WLIP
- Kenosha, Wisconsin; United States;
- Broadcast area: Kenosha, Wisconsin
- Frequency: 1050 kHz
- Branding: AM 1050 WLIP

Programming
- Format: Talk and full-service
- Affiliations: Fox News Radio; Premiere Networks; Westwood One; Learfield Sports;

Ownership
- Owner: Connoisseur Media; (Alpha Media Licensee LLC);
- Sister stations: WIIL

History
- First air date: May 18, 1947
- Call sign meaning: Station founder William Lippman

Technical information
- Licensing authority: FCC
- Facility ID: 28478
- Class: B
- Power: 250 watts
- Transmitter coordinates: 42°33′10.1″N 87°53′38.3″W﻿ / ﻿42.552806°N 87.893972°W

Links
- Public license information: Public file; LMS;
- Webcast: Listen live
- Website: www.wlip.com

= WLIP =

Radio station in Kenosha, Wisconsin

WLIP (1050 AM) is a commercial radio station licensed to Kenosha, Wisconsin, United States, serving parts of the Chicago and Milwaukee metropolitan areas along the west shore of Lake Michigan. Owned by Connoisseur Media, WLIP features a talk and full-service format, with studios located in the north end of the Gurnee Mills Mall in Gurnee, Illinois. WLIP's transmitter, on land that formerly contained its studios, is sited off of Green Bay Road (Wisconsin Highway 31) in Pleasant Prairie.

==History==
===Early years===
At 8 a.m. on Sunday, May 18, 1947, WLIP signed on the air. The studios were originally in the Kenosha National Bank Building basement at 625 57th Street in downtown Kenosha. The station was licensed for daytime-only broadcasts at 250 watts. In 1982, WLIP built and opened its new studios at 8500 Green Bay Road.

In 1962, the station launched an FM sister: 95.1 WLIP-FM, later known as WJZQ, and then WIIL.

During the late 1950s and much of the 1960s, the AM station programmed a popular adult music format. However, the owner, Bill Lipman, did not allow for "Top 40 Hits" to be played. A weekend show with staffer Terry Havel was the only show featuring hit music. The station was required to sign off at sundown.

As Kenosha was the home of American Motors (AMC), the station was a strong union operation, having on-air staff under AFTRA and engineers under IBEW representation, rare for a station in a mid-sized city such as Kenosha. Its program schedule served the "at work" audience at AMC and other large Kenosha factories.

WLIP-FM offered separate programming during that time and carried an easy listening format. Bill Lipman's wife, Anne, was influential in the music choices of WLIP-FM, until 1975 when new management took over.

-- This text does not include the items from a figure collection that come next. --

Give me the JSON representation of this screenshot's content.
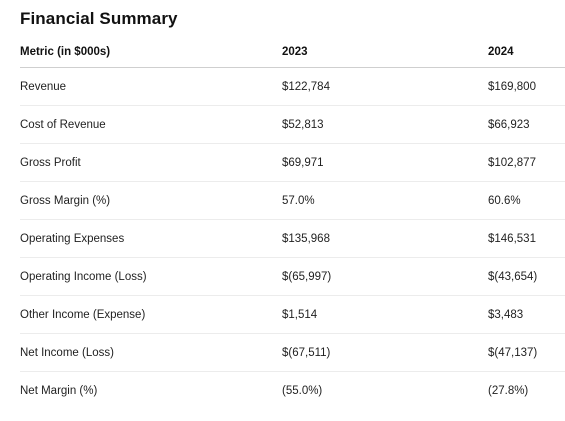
{
  "title": "Financial Summary",
  "columns": [
    "Metric (in $000s)",
    "2023",
    "2024"
  ],
  "rows": [
    {
      "metric": "Revenue",
      "y2023": "$122,784",
      "y2024": "$169,800"
    },
    {
      "metric": "Cost of Revenue",
      "y2023": "$52,813",
      "y2024": "$66,923"
    },
    {
      "metric": "Gross Profit",
      "y2023": "$69,971",
      "y2024": "$102,877"
    },
    {
      "metric": "Gross Margin (%)",
      "y2023": "57.0%",
      "y2024": "60.6%"
    },
    {
      "metric": "Operating Expenses",
      "y2023": "$135,968",
      "y2024": "$146,531"
    },
    {
      "metric": "Operating Income (Loss)",
      "y2023": "$(65,997)",
      "y2024": "$(43,654)"
    },
    {
      "metric": "Other Income (Expense)",
      "y2023": "$1,514",
      "y2024": "$3,483"
    },
    {
      "metric": "Net Income (Loss)",
      "y2023": "$(67,511)",
      "y2024": "$(47,137)"
    },
    {
      "metric": "Net Margin (%)",
      "y2023": "(55.0%)",
      "y2024": "(27.8%)"
    }
  ],
  "chart_data": {
    "type": "table",
    "title": "Financial Summary",
    "columns": [
      "Metric (in $000s)",
      "2023",
      "2024"
    ],
    "rows": [
      [
        "Revenue",
        "$122,784",
        "$169,800"
      ],
      [
        "Cost of Revenue",
        "$52,813",
        "$66,923"
      ],
      [
        "Gross Profit",
        "$69,971",
        "$102,877"
      ],
      [
        "Gross Margin (%)",
        "57.0%",
        "60.6%"
      ],
      [
        "Operating Expenses",
        "$135,968",
        "$146,531"
      ],
      [
        "Operating Income (Loss)",
        "$(65,997)",
        "$(43,654)"
      ],
      [
        "Other Income (Expense)",
        "$1,514",
        "$3,483"
      ],
      [
        "Net Income (Loss)",
        "$(67,511)",
        "$(47,137)"
      ],
      [
        "Net Margin (%)",
        "(55.0%)",
        "(27.8%)"
      ]
    ]
  }
}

===Adult contemporary, standards and oldies===
In 1975, WLIP-AM-FM began operating under new management. The AM station switched to a full service, adult contemporary format as "Music 1050" with news and information aimed at the Kenosha community. Lipman's sons and daughter took over the management of the stations by the late 1970s.

In 1987, the Federal Communications Commission granted WLIP permission to broadcast full time. During the 1990s the station added talk programming in the daytime with oldies music played nights and weekends. In 1996, the station changed its sound and began using Dial Global's syndicated Adult Standards service. This format lasted until December 2003 when the station changed its affiliation to the syndicated Unforgettable Favorites format from ABC Radio. In 2005, over the Fourth of July weekend, the station switched to ABC's Oldies Radio.

===Talk radio===
By 2010, WLIP increased its local talk programming during most of the day, with replays some of shows in the evenings. Syndicated talk shows air during some hours. On the weekends, it carries how-to programs, brokered programming and talk shows, most of which are local.

WLIP plays 1960s–1970s oldies music during part of each weekend, along with specialty 1950s–1960s oldies shows Jukebox Saturday Night on Saturdays and The Doo-Wop Diner on Sundays. The Music of the Stars with Lou Rugani has aired each Sunday morning since 1992.